修斯像是掏宝贝一样,从怀中掏出来他那个随时带在身上的小茶壶,放在嘴边咂了一口:“提醒一下你,省得你万一自大,连累了这数万战士。”
北山一时无语,他自认为自己再怎么样,也不会因为一场漂亮仗,就忘乎所以起来,他比谁都清楚,他面临的将是怎样的局面。
气氛稍显尴尬的沉默了片刻后,北山收敛笑容,转而问起正事:“麦金泰尔安葬好了?”
修斯也收敛了颜色:“我才从他墓地那里过来,按照你的要求,他的墓志铭上写着‘这里躺着一位忠诚者’。”
“那就好。”北山点了点头,同时叹了口气。
在穆萨城破,北山命令士兵收缴敌人武器的时候,他就在城墙上发现了麦金泰尔并没有被锐明一箭射死。
那一箭虽然直接命中了心脏的位置,也是锐明全力地一击,但因为麦金泰尔所穿的铠甲极为上等,阴差阳错间保住了他的性命,只是内压断裂的胸骨让他闭过气去。
发现这一情况后,北山立刻亲自坐着“幽影魔蝠”回了趟布鲁特城,把留在那边的莱特接了过来,而已经快要到五阶红袍牧师的圣子殿下,很轻松就把麦金泰尔从死神的名单上划除。

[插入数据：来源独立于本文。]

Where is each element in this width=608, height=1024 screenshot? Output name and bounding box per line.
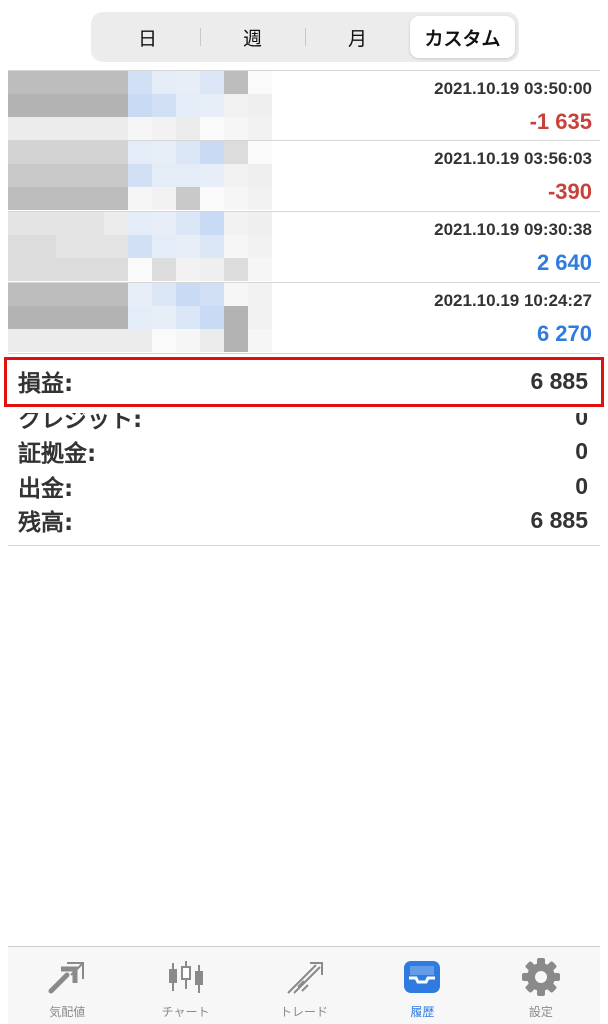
- trade-icon: [287, 962, 324, 994]
- balance-line: 残高: 6 885: [18, 503, 588, 537]
- tab-history[interactable]: 履歴: [363, 947, 481, 1024]
- pixelated-symbol-block: [8, 71, 272, 141]
- trade-row[interactable]: 2021.10.19 03:50:00 -1 635: [8, 70, 600, 141]
- trade-row[interactable]: 2021.10.19 10:24:27 6 270: [8, 283, 600, 354]
- tab-chart-label: チャート: [161, 1005, 210, 1019]
- profit-highlight-box: [4, 357, 604, 407]
- credit-value: 0: [575, 403, 588, 430]
- trade-time: 2021.10.19 03:56:03: [434, 149, 592, 168]
- balance-label: 残高:: [18, 510, 74, 536]
- tab-quotes-label: 気配値: [49, 1005, 86, 1019]
- margin-line: 証拠金: 0: [18, 434, 588, 468]
- withdrawal-label: 出金:: [18, 476, 74, 502]
- balance-value: 6 885: [530, 506, 588, 533]
- tab-trade[interactable]: トレード: [245, 947, 363, 1024]
- trade-amount: -1 635: [529, 109, 592, 134]
- segment-month[interactable]: 月: [305, 16, 410, 58]
- pixelated-symbol-block: [8, 212, 272, 282]
- withdrawal-value: 0: [575, 472, 588, 499]
- period-segmented-control: 日 週 月 カスタム: [91, 12, 519, 62]
- margin-label: 証拠金:: [18, 441, 97, 467]
- tab-history-label: 履歴: [410, 1005, 435, 1019]
- trade-row[interactable]: 2021.10.19 03:56:03 -390: [8, 141, 600, 212]
- pixelated-symbol-block: [8, 141, 272, 211]
- bottom-tab-bar: 気配値 チャート トレード 履歴 設定: [8, 946, 600, 1024]
- history-icon: [404, 961, 441, 993]
- trade-amount: 2 640: [536, 250, 592, 275]
- tab-quotes[interactable]: 気配値: [8, 947, 126, 1024]
- trade-time: 2021.10.19 09:30:38: [434, 220, 592, 239]
- margin-value: 0: [575, 437, 588, 464]
- segment-week[interactable]: 週: [200, 16, 305, 58]
- trade-amount: -390: [547, 179, 592, 204]
- trade-amount: 6 270: [536, 321, 592, 346]
- tab-settings[interactable]: 設定: [482, 947, 600, 1024]
- quotes-icon: [48, 962, 85, 994]
- pixelated-symbol-block: [8, 283, 272, 353]
- trade-history-list: 2021.10.19 03:50:00 -1 635 2021.10.19 03…: [8, 70, 600, 354]
- settings-icon: [521, 958, 560, 996]
- segment-day[interactable]: 日: [95, 16, 200, 58]
- withdrawal-line: 出金: 0: [18, 469, 588, 503]
- chart-icon: [168, 961, 203, 993]
- trade-row[interactable]: 2021.10.19 09:30:38 2 640: [8, 212, 600, 283]
- tab-trade-label: トレード: [280, 1005, 329, 1019]
- tab-settings-label: 設定: [528, 1005, 553, 1019]
- segment-custom[interactable]: カスタム: [410, 16, 515, 58]
- trade-time: 2021.10.19 10:24:27: [434, 291, 592, 310]
- tab-chart[interactable]: チャート: [126, 947, 244, 1024]
- trade-time: 2021.10.19 03:50:00: [434, 79, 592, 98]
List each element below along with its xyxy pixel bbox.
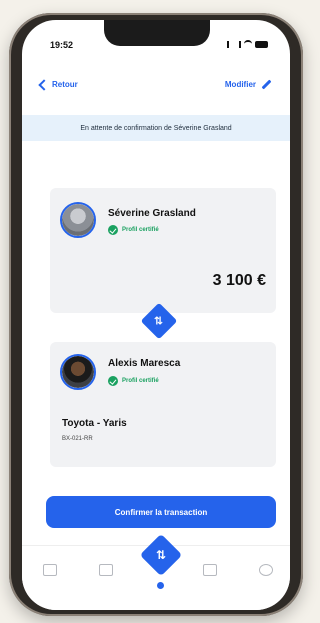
seller-name: Séverine Grasland xyxy=(108,208,196,219)
buyer-name: Alexis Maresca xyxy=(108,358,181,369)
vehicle-name: Toyota - Yaris xyxy=(62,418,127,429)
pending-banner: En attente de confirmation de Séverine G… xyxy=(22,115,290,141)
vehicle-plate: BX-021-RR xyxy=(62,436,93,442)
buyer-verified-label: Profil certifié xyxy=(122,378,159,384)
edit-label: Modifier xyxy=(224,80,256,89)
back-label: Retour xyxy=(52,80,78,89)
status-time: 19:52 xyxy=(50,40,74,50)
active-tab-indicator xyxy=(157,582,164,589)
confirm-transaction-button[interactable]: Confirmer la transaction xyxy=(46,496,276,528)
top-nav: Retour Modifier xyxy=(38,78,272,100)
buyer-card: Alexis Maresca Profil certifié Toyota - … xyxy=(50,342,276,467)
tab-vehicles[interactable] xyxy=(84,564,128,576)
car-icon xyxy=(99,564,113,576)
check-circle-icon xyxy=(108,376,118,386)
tab-bar: ⇅ xyxy=(22,533,290,610)
app-screen: 19:52 Retour Modifier En attente de conf… xyxy=(22,20,290,610)
tab-documents[interactable] xyxy=(188,564,232,576)
transaction-amount: 3 100 € xyxy=(212,272,266,289)
signal-icon xyxy=(227,40,241,48)
tab-home[interactable] xyxy=(28,564,72,576)
help-icon xyxy=(259,564,273,576)
wifi-icon xyxy=(244,40,252,48)
edit-button[interactable]: Modifier xyxy=(224,79,272,90)
pencil-icon xyxy=(261,79,272,90)
chevron-left-icon xyxy=(38,78,50,91)
battery-icon xyxy=(255,40,268,48)
status-icons xyxy=(227,40,268,48)
tab-transaction[interactable]: ⇅ xyxy=(139,533,183,577)
document-icon xyxy=(203,564,217,576)
tab-help[interactable] xyxy=(244,564,288,576)
home-icon xyxy=(43,564,57,576)
notch xyxy=(104,20,210,46)
back-button[interactable]: Retour xyxy=(38,78,78,91)
check-circle-icon xyxy=(108,225,118,235)
seller-verified-badge: Profil certifié xyxy=(108,225,159,235)
buyer-avatar xyxy=(60,354,96,390)
seller-card: Séverine Grasland Profil certifié 3 100 … xyxy=(50,188,276,313)
seller-avatar xyxy=(60,202,96,238)
seller-verified-label: Profil certifié xyxy=(122,227,159,233)
buyer-verified-badge: Profil certifié xyxy=(108,376,159,386)
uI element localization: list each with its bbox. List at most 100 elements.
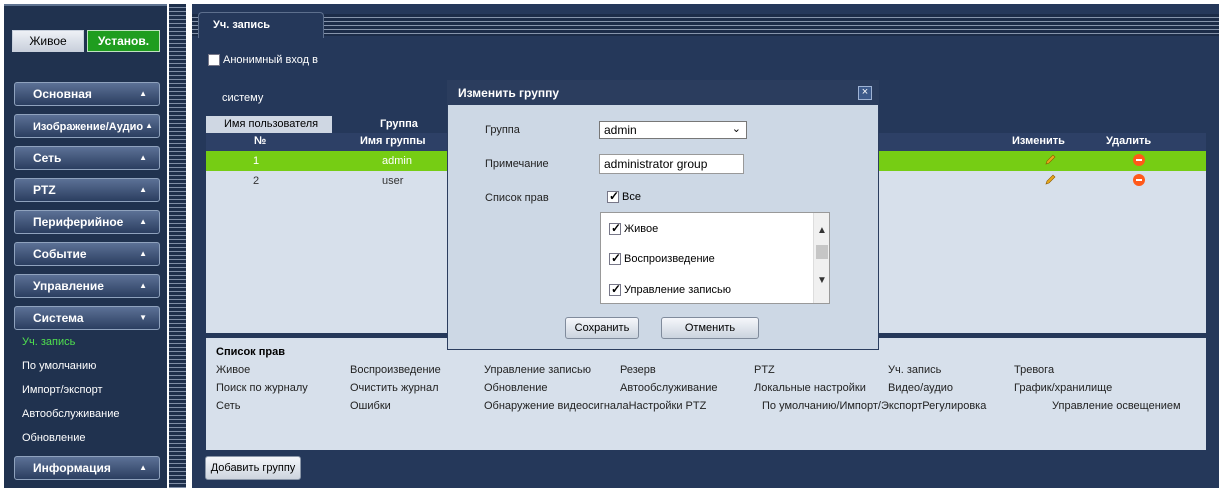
col-edit: Изменить: [1012, 135, 1065, 147]
right-item: По умолчанию/Импорт/ЭкспортРегулировка: [762, 400, 987, 412]
right-item: Резерв: [620, 364, 656, 376]
row-no: 2: [253, 175, 260, 187]
col-delete: Удалить: [1106, 135, 1152, 147]
sidebar-divider: [169, 4, 186, 488]
checkbox-icon[interactable]: [609, 282, 621, 296]
submenu-import-export[interactable]: Импорт/экспорт: [22, 384, 103, 396]
pencil-icon[interactable]: [1044, 174, 1056, 186]
permission-label: Живое: [624, 223, 659, 235]
right-item: Поиск по журналу: [216, 382, 308, 394]
permission-item[interactable]: Управление записью: [609, 282, 731, 296]
tab-accounts[interactable]: Уч. запись: [198, 12, 324, 38]
menu-label: Событие: [33, 247, 87, 261]
anonymous-login-checkbox[interactable]: Анонимный вход в: [208, 54, 318, 66]
chevron-up-icon: ▲: [139, 217, 147, 226]
menu-network[interactable]: Сеть ▲: [14, 146, 160, 170]
submenu-default[interactable]: По умолчанию: [22, 360, 96, 372]
submenu-upgrade[interactable]: Обновление: [22, 432, 86, 444]
all-rights-checkbox[interactable]: Все: [607, 189, 641, 203]
menu-label: Сеть: [33, 151, 62, 165]
right-item: Автообслуживание: [620, 382, 718, 394]
right-item: Очистить журнал: [350, 382, 439, 394]
col-group-name: Имя группы: [360, 135, 426, 147]
chevron-up-icon: ▲: [139, 153, 147, 162]
rights-panel: Список прав Живое Воспроизведение Управл…: [206, 338, 1206, 450]
setup-button[interactable]: Установ.: [87, 30, 160, 52]
checkbox-icon[interactable]: [208, 54, 220, 66]
menu-peripheral[interactable]: Периферийное ▲: [14, 210, 160, 234]
chevron-up-icon: ▲: [139, 89, 147, 98]
row-group-name: user: [382, 175, 404, 187]
menu-label: PTZ: [33, 183, 56, 197]
checkbox-icon[interactable]: [609, 221, 621, 235]
note-label: Примечание: [485, 158, 549, 170]
header-bar: [192, 14, 1219, 36]
add-group-button[interactable]: Добавить группу: [205, 456, 301, 480]
menu-label: Система: [33, 311, 84, 325]
all-rights-label: Все: [622, 191, 641, 203]
live-button[interactable]: Живое: [12, 30, 84, 52]
close-icon[interactable]: ×: [858, 86, 872, 100]
anonymous-login-label-cont: систему: [222, 92, 264, 104]
menu-image-audio[interactable]: Изображение/Аудио ▲: [14, 114, 160, 138]
pencil-icon[interactable]: [1044, 154, 1056, 166]
scroll-down-icon[interactable]: ▼: [817, 275, 827, 286]
right-item: Воспроизведение: [350, 364, 441, 376]
tab-user-name[interactable]: Имя пользователя: [206, 116, 332, 133]
anonymous-login-label: Анонимный вход в: [223, 54, 318, 66]
edit-group-dialog: Изменить группу × Группа admin ⌄ Примеча…: [447, 80, 879, 350]
menu-info[interactable]: Информация ▲: [14, 456, 160, 480]
menu-system[interactable]: Система ▼: [14, 306, 160, 330]
menu-label: Периферийное: [33, 215, 124, 229]
cancel-button[interactable]: Отменить: [661, 317, 759, 339]
delete-icon[interactable]: [1133, 174, 1145, 186]
right-item: PTZ: [754, 364, 775, 376]
chevron-up-icon: ▲: [139, 281, 147, 290]
menu-ptz[interactable]: PTZ ▲: [14, 178, 160, 202]
permission-label: Управление записью: [624, 284, 731, 296]
chevron-up-icon: ▲: [139, 463, 147, 472]
note-input[interactable]: administrator group: [599, 154, 744, 174]
row-no: 1: [253, 155, 260, 167]
right-item: Сеть: [216, 400, 241, 412]
right-item: Тревога: [1014, 364, 1055, 376]
menu-basic[interactable]: Основная ▲: [14, 82, 160, 106]
menu-management[interactable]: Управление ▲: [14, 274, 160, 298]
submenu-accounts[interactable]: Уч. запись: [22, 336, 75, 348]
group-select[interactable]: admin ⌄: [599, 121, 747, 139]
tab-group[interactable]: Группа: [336, 116, 456, 133]
menu-event[interactable]: Событие ▲: [14, 242, 160, 266]
submenu-auto-maintain[interactable]: Автообслуживание: [22, 408, 120, 420]
sidebar: Живое Установ. Основная ▲ Изображение/Ау…: [0, 0, 188, 488]
rights-title: Список прав: [216, 346, 285, 358]
right-item: Ошибки: [350, 400, 391, 412]
right-item: Локальные настройки: [754, 382, 866, 394]
right-item: Обнаружение видеосигналаНастройки PTZ: [484, 400, 707, 412]
permissions-list[interactable]: Живое Воспроизведение Управление записью…: [600, 212, 830, 304]
right-item: График/хранилище: [1014, 382, 1113, 394]
checkbox-icon[interactable]: [607, 189, 619, 203]
rights-label: Список прав: [485, 192, 549, 204]
save-button[interactable]: Сохранить: [565, 317, 639, 339]
right-item: Уч. запись: [888, 364, 942, 376]
right-item: Обновление: [484, 382, 548, 394]
permissions-scrollbar[interactable]: ▲ ▼: [813, 213, 829, 303]
delete-icon[interactable]: [1133, 154, 1145, 166]
chevron-up-icon: ▲: [139, 249, 147, 258]
chevron-up-icon: ▲: [139, 185, 147, 194]
chevron-down-icon: ▼: [139, 313, 147, 322]
dialog-title: Изменить группу: [448, 81, 878, 105]
group-label: Группа: [485, 124, 520, 136]
scroll-up-icon[interactable]: ▲: [817, 225, 827, 236]
chevron-up-icon: ▲: [145, 121, 153, 130]
permission-item[interactable]: Живое: [609, 221, 659, 235]
permission-label: Воспроизведение: [624, 253, 715, 265]
right-item: Управление записью: [484, 364, 591, 376]
menu-label: Управление: [33, 279, 104, 293]
checkbox-icon[interactable]: [609, 251, 621, 265]
group-select-value: admin: [604, 123, 637, 137]
scroll-thumb[interactable]: [816, 245, 828, 259]
permission-item[interactable]: Воспроизведение: [609, 251, 715, 265]
right-item: Управление освещением: [1052, 400, 1181, 412]
right-item: Живое: [216, 364, 251, 376]
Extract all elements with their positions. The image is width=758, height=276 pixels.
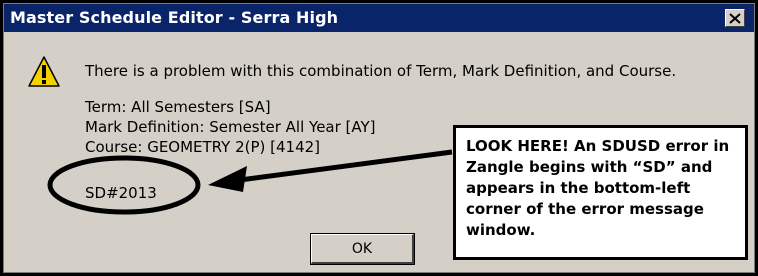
close-icon	[729, 12, 741, 24]
error-code: SD#2013	[85, 184, 157, 202]
title-bar[interactable]: Master Schedule Editor - Serra High	[4, 4, 754, 32]
course-line: Course: GEOMETRY 2(P) [4142]	[85, 138, 321, 156]
annotation-callout: LOOK HERE! An SDUSD error in Zangle begi…	[453, 125, 748, 260]
close-button[interactable]	[725, 9, 745, 27]
term-line: Term: All Semesters [SA]	[85, 98, 271, 116]
mark-definition-line: Mark Definition: Semester All Year [AY]	[85, 118, 376, 136]
warning-icon	[28, 56, 60, 87]
problem-message: There is a problem with this combination…	[85, 62, 677, 80]
window-title: Master Schedule Editor - Serra High	[10, 8, 339, 27]
ok-button[interactable]: OK	[310, 233, 415, 265]
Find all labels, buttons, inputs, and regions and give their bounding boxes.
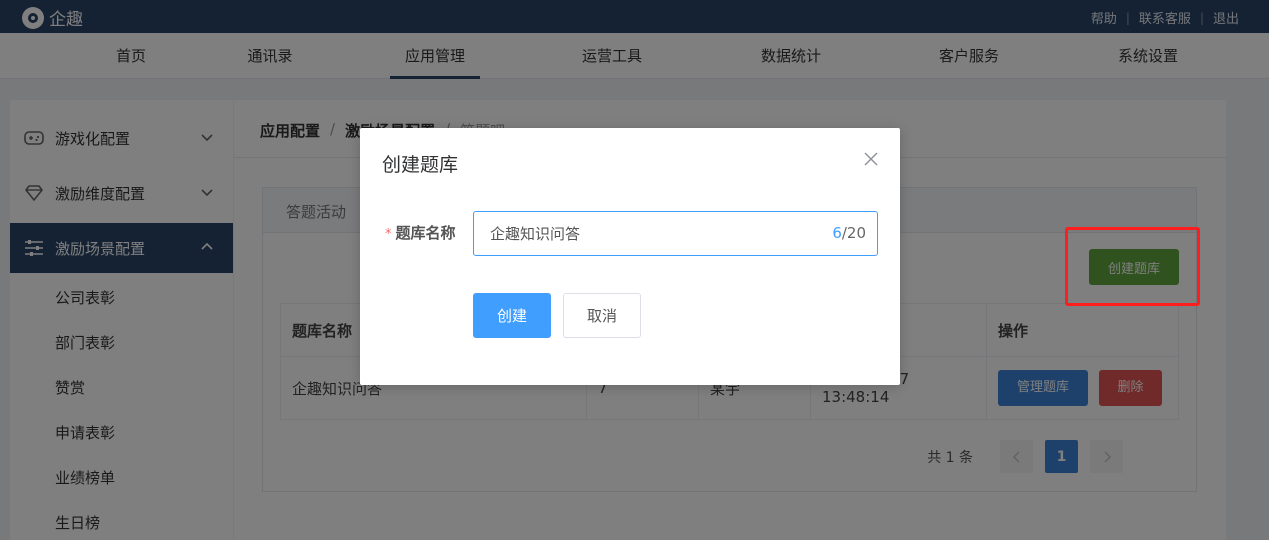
bank-name-field[interactable]: 6/20 xyxy=(473,211,878,256)
cancel-button[interactable]: 取消 xyxy=(563,293,641,338)
char-counter: 6/20 xyxy=(832,224,866,242)
highlight-annotation xyxy=(1065,227,1200,306)
field-label-bank-name: * 题库名称 xyxy=(385,222,456,243)
required-asterisk: * xyxy=(385,227,392,242)
field-label-text: 题库名称 xyxy=(395,224,456,242)
create-question-bank-dialog: 创建题库 *题库名称 6/20 创建 取消 xyxy=(360,128,900,385)
dialog-title: 创建题库 xyxy=(382,154,459,176)
char-count: 6 xyxy=(832,224,842,242)
close-icon[interactable] xyxy=(862,150,880,168)
create-button[interactable]: 创建 xyxy=(473,293,551,338)
bank-name-input[interactable] xyxy=(474,212,824,255)
char-max: /20 xyxy=(841,224,866,242)
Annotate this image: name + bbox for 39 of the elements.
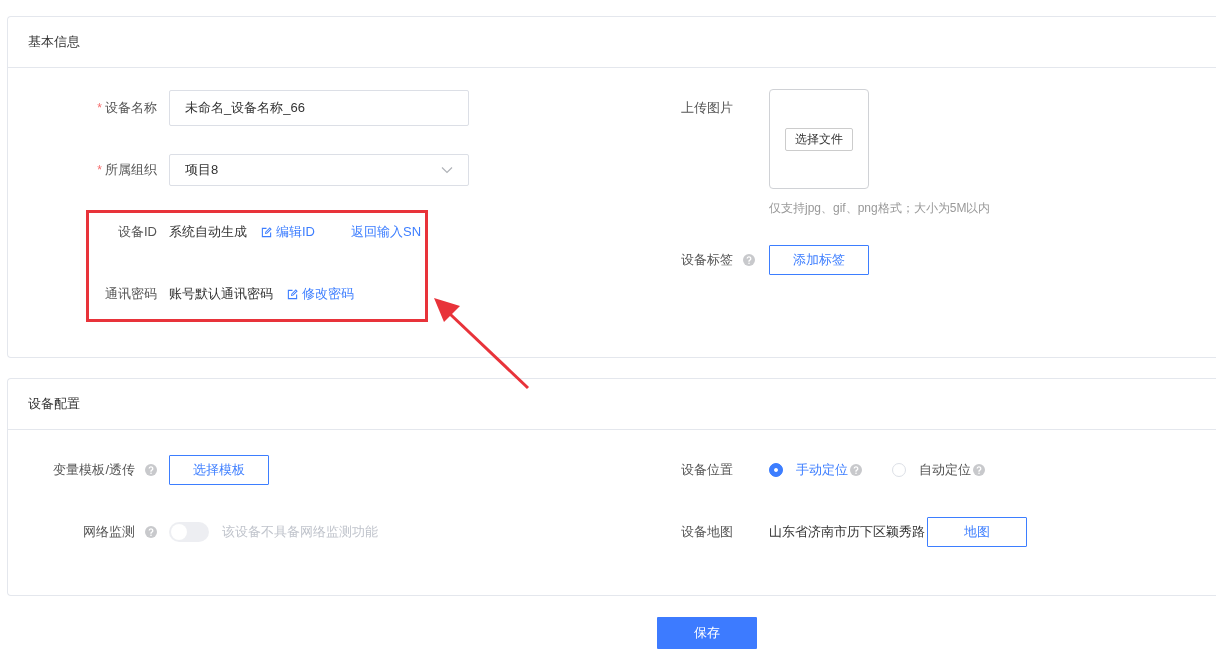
field-label: 设备ID xyxy=(118,223,157,241)
select-field[interactable]: 项目8 xyxy=(169,154,469,186)
radio-option[interactable]: 手动定位 xyxy=(769,461,862,479)
map-button[interactable]: 地图 xyxy=(927,517,1027,547)
field-label: 设备标签 xyxy=(681,251,733,269)
chevron-down-icon xyxy=(441,166,453,174)
link[interactable]: 编辑ID xyxy=(261,223,315,241)
switch-text: 该设备不具备网络监测功能 xyxy=(222,523,378,541)
help-icon[interactable] xyxy=(850,464,862,476)
save-button[interactable]: 保存 xyxy=(657,617,757,649)
choose-file-button[interactable]: 选择文件 xyxy=(785,127,853,151)
field-label: 设备名称 xyxy=(105,99,157,117)
section-title: 设备配置 xyxy=(28,395,80,413)
required-mark: * xyxy=(97,163,102,177)
field-label: 所属组织 xyxy=(105,161,157,179)
upload-area[interactable]: 选择文件 xyxy=(769,89,869,189)
link[interactable]: 修改密码 xyxy=(287,285,354,303)
outline-button[interactable]: 添加标签 xyxy=(769,245,869,275)
value-text: 账号默认通讯密码 xyxy=(169,285,273,303)
edit-icon xyxy=(261,226,272,238)
field-label: 变量模板/透传 xyxy=(53,461,135,479)
section-title: 基本信息 xyxy=(28,33,80,51)
link[interactable]: 返回输入SN xyxy=(351,223,422,241)
field-label: 设备地图 xyxy=(681,523,733,541)
help-icon[interactable] xyxy=(973,464,985,476)
required-mark: * xyxy=(97,101,102,115)
field-label: 设备位置 xyxy=(681,461,733,479)
field-label: 网络监测 xyxy=(83,523,135,541)
field-label: 通讯密码 xyxy=(105,285,157,303)
outline-button[interactable]: 选择模板 xyxy=(169,455,269,485)
radio-option[interactable]: 自动定位 xyxy=(892,461,985,479)
address-text: 山东省济南市历下区颖秀路 xyxy=(769,523,925,541)
value-text: 系统自动生成 xyxy=(169,223,247,241)
edit-icon xyxy=(287,288,298,300)
help-icon[interactable] xyxy=(145,464,157,476)
text-input[interactable]: 未命名_设备名称_66 xyxy=(169,90,469,126)
field-label: 上传图片 xyxy=(681,99,733,117)
hint-text: 仅支持jpg、gif、png格式；大小为5M以内 xyxy=(769,200,991,217)
help-icon[interactable] xyxy=(743,254,755,266)
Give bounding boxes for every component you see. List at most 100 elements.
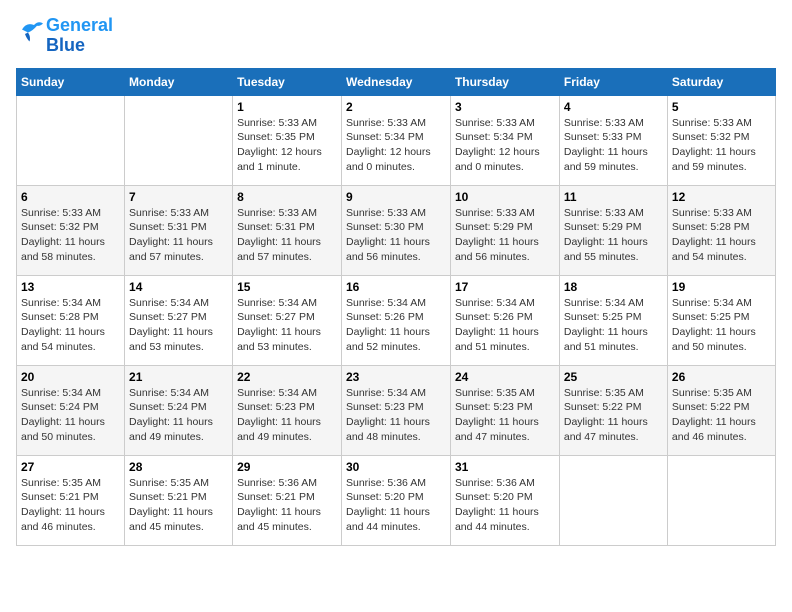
calendar-cell: 23 Sunrise: 5:34 AM Sunset: 5:23 PM Dayli… [342, 365, 451, 455]
calendar-cell: 12Sunrise: 5:33 AM Sunset: 5:28 PM Dayli… [667, 185, 775, 275]
logo-text: GeneralBlue [46, 16, 113, 56]
day-number: 29 [237, 460, 337, 474]
calendar-cell [125, 95, 233, 185]
day-number: 14 [129, 280, 228, 294]
calendar-cell: 28Sunrise: 5:35 AM Sunset: 5:21 PM Dayli… [125, 455, 233, 545]
day-number: 19 [672, 280, 771, 294]
day-info: Sunrise: 5:33 AM Sunset: 5:32 PM Dayligh… [672, 116, 771, 175]
calendar-cell: 16 Sunrise: 5:34 AM Sunset: 5:26 PM Dayli… [342, 275, 451, 365]
day-number: 27 [21, 460, 120, 474]
col-header-sunday: Sunday [17, 68, 125, 95]
day-info: Sunrise: 5:33 AM Sunset: 5:31 PM Dayligh… [129, 206, 228, 265]
calendar-cell [667, 455, 775, 545]
day-number: 1 [237, 100, 337, 114]
calendar-cell: 4Sunrise: 5:33 AM Sunset: 5:33 PM Daylig… [559, 95, 667, 185]
calendar-cell: 2 Sunrise: 5:33 AM Sunset: 5:34 PM Daylig… [342, 95, 451, 185]
day-number: 22 [237, 370, 337, 384]
logo-icon [16, 16, 46, 46]
day-info: Sunrise: 5:34 AM Sunset: 5:25 PM Dayligh… [672, 296, 771, 355]
day-number: 11 [564, 190, 663, 204]
day-info: Sunrise: 5:33 AM Sunset: 5:29 PM Dayligh… [455, 206, 555, 265]
calendar-cell: 10 Sunrise: 5:33 AM Sunset: 5:29 PM Dayli… [450, 185, 559, 275]
day-info: Sunrise: 5:34 AM Sunset: 5:24 PM Dayligh… [21, 386, 120, 445]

等到第二天太阳再度洒在穆萨城时,北山则和连夜赶过来的修斯,一同去探望了下重伤在床的麦金泰尔。
对于这个亚尼法特亚南部军团的统帅将军,北山敬重对方的品格,因此自然希望麦金泰尔能够投靠他的麾下,至少比那位查理斯更让他感到这是位难得的将才。
不过这个意思才一说出口,就被麦金泰尔严词拒绝了。
北山其实对于麦金泰尔会有这样的反应,丝毫不感到意外,布鲁特城和穆萨城不同的破城方式,就早已证明了这一点。
然而让北山感到意外的是,他甚至愿意让麦金泰尔修养好身体后,将之放回去的想法,也被对方连声拒绝。
“我是亚尼法特亚南部军团的将军,既没有守住南部的土地,也没有让麾下的战士获得胜利,独自回去的话,是没脸再见元帅大人了,北山阁下如果还看得起我,那请给我一把匕首吧。”
北山回忆起当时麦金泰尔对他说出的这番话,心里感慨万千,这世上不论是敌是友,能够直面死亡者,总是让人充满敬佩的。
因此,他最终在劝解无果后,同意了麦金泰尔的请求,给对方留下了一把锋利的匕首。
而麦金泰尔,先是朝本想和他一同赴死的伊桑,交代了几句临终遗言。
随后,他便强撑着站起,穿好南部军团将军的制服,面向北方,用匕首刺入了自己的心窝。
对于这样一位用生命诠释何为军人尊严的敌人,北山当然不会让麦金泰尔的遗体被草草处置掉,他原本想着派人送给凯兰,让凯兰去为麦金泰尔举行一场盛大的葬礼。
但是,这个提议,却又被那位副官参谋长伊桑给拒绝了。
“北山阁下,将军大人他是南部军团的将军,这里也是他从军三十年一直没离开过的土地,我想,他一定会希望葬在穆萨城中的。”伊桑当时这样说道。
北山在考虑过后,也就同意了伊桑的请求,他还想着等麦金泰尔下葬,他亲自去祭奠一番,但被修斯给否决了,认为以北山的身份,过去祭奠一个敌人的将军,似乎怎么看都不太好。
因此,在命令战士们为麦金泰尔修筑了一座足以彰显身份的坟墓后,北山只得拜托修斯替自己去送一程,以此表明他个人对麦金泰尔的敬意。
这一点修斯倒没反对,还很乐意过去,用他的话来说就是:“我去就差不多了,给死去的麦金泰尔一些我们的尊重,还能收拢穆萨城里的人心。”
而此时修斯过来,当然也就是他刚才说的那样,才从麦金泰尔的墓地离开。